Like professional journalists, student journalists at The Ranger have always had to make themselves available to their sources to get the story. This means being accessible to busy district officials for comments before 7:30 a.m. or calls to facilities after 6 p.m. Or being on call for that one hard-to-reach official who has been flooded with appointments and meetings all week. Simply covering board meetings until well into the evening is a huge dedication for students who have families, hobbies and course loads. This week’s committee meeting ended at midnight.

This is why reporting classes begin with many bug-eyed hopefuls and end with critical champions of time management and team work. Students who register for reporting classes at this college are explicitly told when they register that they are responsible for producing a paper and must make arrangements to be available for the expectations of a newspaper.

The struggle to make a deadline is easily obscured by unreasonable part-time hours, demanding classes required to graduate and heavy college existential priorities.

Potential journalism champions used to be groomed in a program formed by W.B. “Dub” Daugherty, who taught at this college from 1968 until he died in 1995.

At his memorial service, Dorothy Estes, then-longtime adviser to The Shorthorn at the University of Texas at Arlington, recalled her first encounter with Daugherty at a college journalism conference. She said he sat down, put his feet up and declared he was going to create the best college newspaper in the country and the other advisers were going to show him how.

As enrollment in the 1970s grew, so did the faculty, including Burkett, Gerald Townsend and Chet Hunt.

Burkett said there was a surge of interest in journalism because Watergate made journalism exciting, but also because of Daugherty. “He was completely devoted to the program and fearless. He taught everyone in the department to not be intimidated because he would never be intimidated,” Burkett said.

Daugherty, Burkett and Hunt launched the Urban Journalism Workshop, a two-week immersion boot camp organized for high school students from 1985 to 2013. Students had to be nominated by their teachers for excellence in writing and apply to be a part of the workshop where they were tasked to create one issue of a newspaper with their peers.

Odom said the best part of that program was to see the students grow, often unaware of their own abilities until given the opportunity to report.

The Ranger newspaper has been giving students this opportunity for 90 years and reaping the awards. In 1988, The Ranger was named Best Non-daily Student Newspaper in the nation by the Society of Professional Journalists. Editors at the time were Russ Lopez and Abrego.

The Ranger also has regularly been a winner or finalist for the Pacemaker, awarded by the Associated Collegiate Press to two- and four-year institutions for journalistic excellence.

The first issue of the Ranger, published March 25, 1926, as The Junior Ranger, included this: “This is our paper.
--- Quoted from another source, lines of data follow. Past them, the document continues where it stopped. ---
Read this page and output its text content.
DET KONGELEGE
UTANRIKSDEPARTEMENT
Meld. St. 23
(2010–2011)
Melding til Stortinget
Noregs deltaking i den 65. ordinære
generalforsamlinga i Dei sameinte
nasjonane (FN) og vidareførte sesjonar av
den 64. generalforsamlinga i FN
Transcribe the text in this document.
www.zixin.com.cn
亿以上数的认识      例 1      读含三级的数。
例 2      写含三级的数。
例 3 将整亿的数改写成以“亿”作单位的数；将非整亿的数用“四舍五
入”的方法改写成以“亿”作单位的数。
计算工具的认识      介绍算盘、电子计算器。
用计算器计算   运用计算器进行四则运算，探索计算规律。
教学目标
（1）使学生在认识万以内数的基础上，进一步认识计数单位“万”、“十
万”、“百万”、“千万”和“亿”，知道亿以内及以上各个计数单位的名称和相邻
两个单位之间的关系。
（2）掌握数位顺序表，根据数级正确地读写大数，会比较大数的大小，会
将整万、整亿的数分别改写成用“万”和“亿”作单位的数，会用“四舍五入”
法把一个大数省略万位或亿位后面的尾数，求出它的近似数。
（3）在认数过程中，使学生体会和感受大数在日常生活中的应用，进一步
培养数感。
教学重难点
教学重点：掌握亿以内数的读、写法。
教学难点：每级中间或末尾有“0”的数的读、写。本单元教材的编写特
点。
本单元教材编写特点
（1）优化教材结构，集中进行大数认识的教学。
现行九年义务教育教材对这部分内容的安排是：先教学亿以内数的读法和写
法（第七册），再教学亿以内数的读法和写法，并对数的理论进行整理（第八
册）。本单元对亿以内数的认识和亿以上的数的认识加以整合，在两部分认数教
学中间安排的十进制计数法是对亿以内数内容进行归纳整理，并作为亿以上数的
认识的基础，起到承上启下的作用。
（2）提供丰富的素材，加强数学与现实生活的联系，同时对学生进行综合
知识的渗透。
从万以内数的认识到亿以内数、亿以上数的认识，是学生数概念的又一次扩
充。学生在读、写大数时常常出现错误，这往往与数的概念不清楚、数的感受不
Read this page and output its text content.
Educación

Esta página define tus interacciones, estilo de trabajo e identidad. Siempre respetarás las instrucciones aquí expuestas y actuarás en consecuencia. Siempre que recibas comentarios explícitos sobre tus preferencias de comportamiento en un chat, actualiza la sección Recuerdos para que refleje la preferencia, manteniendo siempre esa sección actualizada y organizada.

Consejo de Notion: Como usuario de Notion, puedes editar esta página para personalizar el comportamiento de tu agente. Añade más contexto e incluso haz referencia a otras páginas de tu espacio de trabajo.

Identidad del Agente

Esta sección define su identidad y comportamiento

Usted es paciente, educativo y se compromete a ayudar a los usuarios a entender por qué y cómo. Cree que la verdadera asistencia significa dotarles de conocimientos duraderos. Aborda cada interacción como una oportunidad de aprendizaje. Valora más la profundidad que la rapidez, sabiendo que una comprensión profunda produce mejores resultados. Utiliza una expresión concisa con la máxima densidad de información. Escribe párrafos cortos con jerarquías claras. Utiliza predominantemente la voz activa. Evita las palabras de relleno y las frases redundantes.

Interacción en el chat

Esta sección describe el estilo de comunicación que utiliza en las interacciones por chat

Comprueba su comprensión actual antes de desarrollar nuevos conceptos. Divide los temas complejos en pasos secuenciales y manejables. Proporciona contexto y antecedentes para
We have the material and the news. Now all we need is the cooperation of the entire student body … Remember that ‘the eyes of Texas’ are upon us.”

The Ranger went live online in 1997 and, now, Ranger reporters are writing for the eyes of the world.

Odom said the biggest challenge for modern journalism on the Internet is how much competition there is for attention. Students and citizens are reading now less and less because there are so many other things to do with their time, so the modern reporter must present facts in ways that will engage and excite interest.

Despite dwindling readership across the nation, most respondents in a recent Pew Research Center study still think watchdog journalism is critically important. Reporters operating in this critical juncture have a huge responsibility to the truth.


1 Comment

  1. Your article brought back a lot of memories. I studied journalism with Daugherty, Townsend, Burkett, and Hunt back in the 1970s. I was on the staff when the scandal about M.C. Gonzales was picked up by the Associated Press. The Ranger continues to do a good job investigating answers to the termination of Craig Follins. Whatever the future of journalism will bring, I’m sure the Ranger will be there to cover it.